Working with larger files (2MB - 20MB+)

messi198310 · February 2, 2022, 12:29pm

We are looking for some advice on best practices around working with larger files. We have scenarios where we would like to download multiple files from S3 buckets and upload them to other endpoints i.e. Sharepoint or SFTP. We are noticing latency and also failures when it comes to larger files in this process. This could potentially be resource constraints but this is the only workflow running at the point in time.

The files will be a mixture of sizes ranging from 2MB to potentially 40MB

We have tried to download locally to the AWS instance we are running N8N on and read them in but we then encounter 413 errors.

Any advice would be appreciated.

Our set-up is N8N (1 node) running in Docker on a t4g.small instance with the default container resource limits.

Database is Postgres running in Docker

Thanks

MutedJam · February 2, 2022, 2:02pm

Hi @messi198310, as mentioned in the past (e.g. Upload all files from FTP to Nextcloud - #16 by MutedJam) I suggest using a more specialized tool when working with larger binary files such as rclone (which can still be controlled through n8n).

That said, if you want to do this with n8n the below might help:

Address the 413 issue by setting the N8N_PAYLOAD_SIZE_MAX variable to a higher value (you can find more background information on this here). When using a reverse proxy you might also need to make adjustments in there.
When running the latest version of n8n you can also set the N8N_DEFAULT_BINARY_DATA_MODE variable to filesystem to avoid n8n loading binary data in memory and use the filesystem instead. This can help if in addition to the 413 errors you also see your entire instance crashing with out of memory problems. Data will still be kept in memory completely if you convert binary data into JSON data though.

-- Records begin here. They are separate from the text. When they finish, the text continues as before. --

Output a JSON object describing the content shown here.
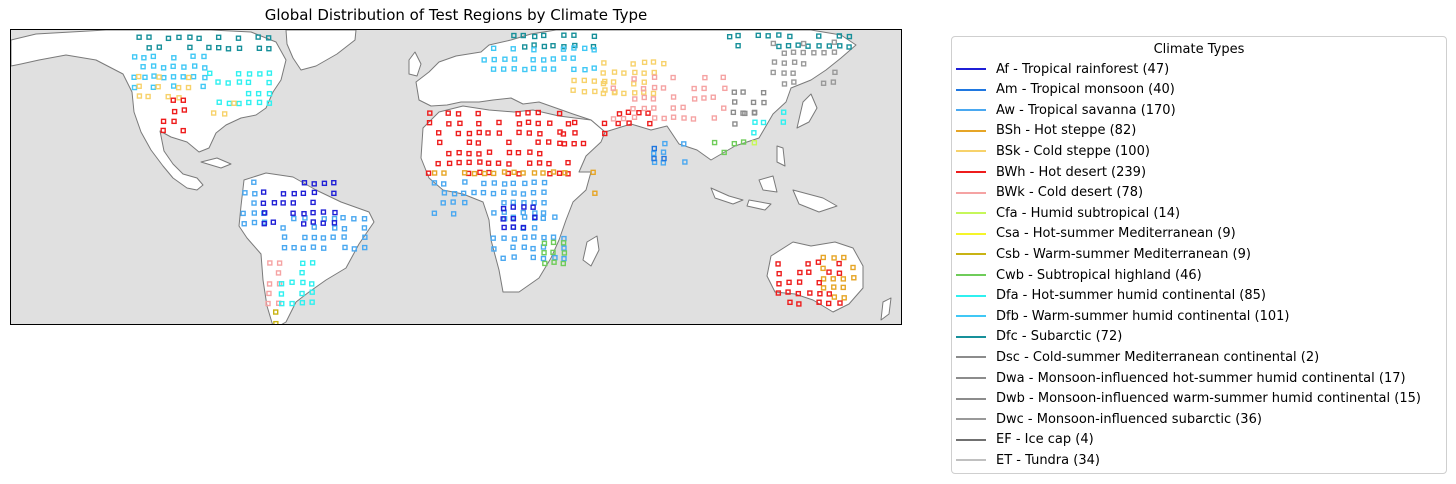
{
  "title": "Global Distribution of Test Regions by Climate Type",
  "colors": {
    "ocean": "#e0e0e0",
    "land": "#ffffff",
    "coast": "#7a7a7a"
  },
  "legend": {
    "title": "Climate Types",
    "placement": "outside-right",
    "items": [
      {
        "code": "Af",
        "label": "Af - Tropical rainforest (47)",
        "count": 47,
        "color": "#1f1fd6"
      },
      {
        "code": "Am",
        "label": "Am - Tropical monsoon (40)",
        "count": 40,
        "color": "#1f77e0"
      },
      {
        "code": "Aw",
        "label": "Aw - Tropical savanna (170)",
        "count": 170,
        "color": "#4aa8f0"
      },
      {
        "code": "BSh",
        "label": "BSh - Hot steppe (82)",
        "count": 82,
        "color": "#e6a526"
      },
      {
        "code": "BSk",
        "label": "BSk - Cold steppe (100)",
        "count": 100,
        "color": "#f7d26b"
      },
      {
        "code": "BWh",
        "label": "BWh - Hot desert (239)",
        "count": 239,
        "color": "#ee1c1c"
      },
      {
        "code": "BWk",
        "label": "BWk - Cold desert (78)",
        "count": 78,
        "color": "#f5a3a3"
      },
      {
        "code": "Cfa",
        "label": "Cfa - Humid subtropical (14)",
        "count": 14,
        "color": "#c6f75a"
      },
      {
        "code": "Csa",
        "label": "Csa - Hot-summer Mediterranean (9)",
        "count": 9,
        "color": "#f5f52a"
      },
      {
        "code": "Csb",
        "label": "Csb - Warm-summer Mediterranean (9)",
        "count": 9,
        "color": "#c8b314"
      },
      {
        "code": "Cwb",
        "label": "Cwb - Subtropical highland (46)",
        "count": 46,
        "color": "#6fcc5a"
      },
      {
        "code": "Dfa",
        "label": "Dfa - Hot-summer humid continental (85)",
        "count": 85,
        "color": "#2ff0f0"
      },
      {
        "code": "Dfb",
        "label": "Dfb - Warm-summer humid continental (101)",
        "count": 101,
        "color": "#40c8f5"
      },
      {
        "code": "Dfc",
        "label": "Dfc - Subarctic (72)",
        "count": 72,
        "color": "#17909a"
      },
      {
        "code": "Dsc",
        "label": "Dsc - Cold-summer Mediterranean continental (2)",
        "count": 2,
        "color": "#8c8c8c"
      },
      {
        "code": "Dwa",
        "label": "Dwa - Monsoon-influenced hot-summer humid continental (17)",
        "count": 17,
        "color": "#8c8c8c"
      },
      {
        "code": "Dwb",
        "label": "Dwb - Monsoon-influenced warm-summer humid continental (15)",
        "count": 15,
        "color": "#8c8c8c"
      },
      {
        "code": "Dwc",
        "label": "Dwc - Monsoon-influenced subarctic (36)",
        "count": 36,
        "color": "#999999"
      },
      {
        "code": "EF",
        "label": "EF - Ice cap (4)",
        "count": 4,
        "color": "#707070"
      },
      {
        "code": "ET",
        "label": "ET - Tundra (34)",
        "count": 34,
        "color": "#c0c0c0"
      }
    ]
  }
}
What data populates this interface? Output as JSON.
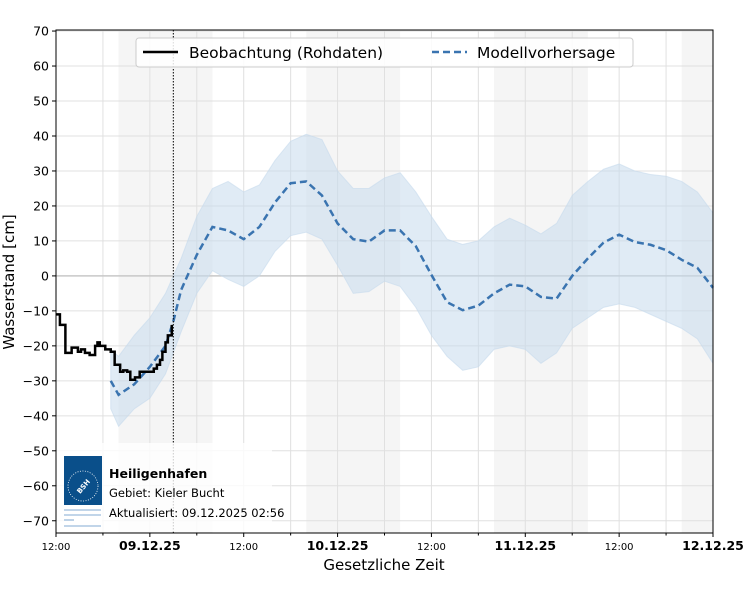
{
  "chart_data": {
    "type": "line",
    "xlabel": "Gesetzliche Zeit",
    "ylabel": "Wasserstand [cm]",
    "ylim": [
      -73.5,
      70.3
    ],
    "xlim_hours": [
      0,
      84
    ],
    "grid": true,
    "legend_position": "top",
    "y_ticks": [
      -70,
      -60,
      -50,
      -40,
      -30,
      -20,
      -10,
      0,
      10,
      20,
      30,
      40,
      50,
      60,
      70
    ],
    "x_ticks": [
      {
        "h": 0,
        "label": "12:00",
        "bold": false
      },
      {
        "h": 12,
        "label": "09.12.25",
        "bold": true
      },
      {
        "h": 24,
        "label": "12:00",
        "bold": false
      },
      {
        "h": 36,
        "label": "10.12.25",
        "bold": true
      },
      {
        "h": 48,
        "label": "12:00",
        "bold": false
      },
      {
        "h": 60,
        "label": "11.12.25",
        "bold": true
      },
      {
        "h": 72,
        "label": "12:00",
        "bold": false
      },
      {
        "h": 84,
        "label": "12.12.25",
        "bold": true
      }
    ],
    "night_bands_hours": [
      [
        8,
        20
      ],
      [
        32,
        44
      ],
      [
        56,
        68
      ],
      [
        80,
        84
      ]
    ],
    "now_marker_hour": 15,
    "series": [
      {
        "name": "Beobachtung (Rohdaten)",
        "color": "#000000",
        "style": "solid",
        "x": [
          0,
          0.5,
          1.2,
          1.6,
          2,
          2.4,
          2.8,
          3.2,
          3.7,
          4.3,
          5,
          5.3,
          5.6,
          6.3,
          7,
          7.5,
          8.2,
          8.6,
          9.1,
          9.5,
          10.1,
          10.7,
          11.3,
          12,
          12.5,
          12.9,
          13.3,
          13.6,
          14,
          14.3,
          14.8
        ],
        "y": [
          -11,
          -14,
          -22,
          -22,
          -20.5,
          -20.5,
          -21.7,
          -21,
          -22,
          -22.6,
          -20,
          -19,
          -20,
          -21,
          -21.7,
          -25.4,
          -27.4,
          -27,
          -27.4,
          -29.7,
          -29,
          -27.4,
          -27.4,
          -27.4,
          -26.5,
          -25.4,
          -24,
          -21.7,
          -19,
          -17,
          -14
        ]
      },
      {
        "name": "Modellvorhersage",
        "color": "#3a74b0",
        "style": "dashed",
        "band_color": "#c6dbed",
        "x": [
          7,
          8,
          10,
          12,
          14,
          15,
          16,
          18,
          20,
          22,
          24,
          26,
          28,
          30,
          32,
          34,
          36,
          38,
          40,
          42,
          44,
          46,
          48,
          50,
          52,
          54,
          56,
          58,
          60,
          62,
          64,
          66,
          68,
          70,
          72,
          74,
          76,
          78,
          80,
          82,
          84
        ],
        "y": [
          -30,
          -34,
          -31,
          -26,
          -20,
          -13,
          -4,
          6,
          14,
          13,
          10.5,
          14,
          21,
          26.5,
          27,
          23,
          15,
          10.5,
          9.8,
          13,
          13,
          8.5,
          0.3,
          -7.5,
          -9.8,
          -8.5,
          -5,
          -2.5,
          -3,
          -6,
          -6.5,
          0,
          5,
          9.5,
          11.8,
          9.7,
          8.9,
          7.4,
          4.6,
          2.3,
          -3.4
        ],
        "upper": [
          -21,
          -23,
          -17,
          -12,
          -5,
          0,
          5,
          17,
          25,
          27,
          24,
          26,
          33,
          38.5,
          40.5,
          39,
          30,
          25,
          25,
          28,
          29.5,
          24,
          17,
          10.5,
          9,
          10,
          14,
          16.5,
          14.5,
          12,
          15,
          23,
          27,
          30.5,
          32,
          30,
          29,
          28.5,
          27,
          24,
          18
        ],
        "lower": [
          -38,
          -43,
          -38,
          -35,
          -28,
          -22,
          -16,
          -5,
          1.5,
          -1,
          -3,
          0,
          7,
          11.5,
          12.5,
          10.5,
          3,
          -5,
          -4.5,
          -1.5,
          -3,
          -9,
          -17,
          -23,
          -27,
          -26,
          -21,
          -20,
          -21,
          -25,
          -22,
          -15,
          -12,
          -9,
          -8,
          -9,
          -11,
          -13,
          -15,
          -18,
          -25
        ]
      }
    ]
  },
  "legend": {
    "obs_label": "Beobachtung (Rohdaten)",
    "model_label": "Modellvorhersage"
  },
  "info": {
    "station": "Heiligenhafen",
    "area": "Gebiet: Kieler Bucht",
    "updated": "Aktualisiert: 09.12.2025 02:56",
    "logo_text": "BSH",
    "logo_caption": "BUNDESAMT FÜR SEESCHIFFFAHRT UND HYDROGRAPHIE"
  }
}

You should also consider reducing the size of the data being processed for example by:

Splitting the data processed into smaller chunks (e.g. instead of fetching multiple files with each execution, process only one file per execution)
Split the workflow up into into sub-workflows (e.g. instead of having your data pass 50 nodes in one workflow, have it pass 10 nodes in 5 workflows each)
Avoid using the Function node
Avoid executing the workflow manually (as this means another copy of the data is kept for the UI)

messi198310 · February 2, 2022, 3:49pm

Thanks @MutedJam Will update N8N and test this in our Dev environment and feedback.

kp-kun-dip · March 28, 2023, 2:19am

@MutedJam
How Do I update N8N_PAYLOAD_SIZE_MAX variable when I am using n8n via docker on AWS?
I tried to change another variable (EXECUTIONS_PROCESS to main) by adding the variable in task definitions on AWS ECS where n8n is deployed.

When I did the same with N8N_PAYLOAD_SIZE_MAX, it does not work.
I practically tried working with file sizes from 2KB to 30MB.
It crashes exactly when file size crosses 16MB (default value for N8N_PAYLOAD_SIZE_MAX)

Task definitions is not the place to add N8N_PAYLOAD_SIZE_MAX variable?

Jon · March 28, 2023, 4:00am

Hey @kp-kun-dip,

Looks like you opened a new thread for this one which is handy. We will work from that instead of here.

MutedJam · June 26, 2023, 4:01am

This topic was automatically closed 90 days after the last reply. New replies are no longer allowed.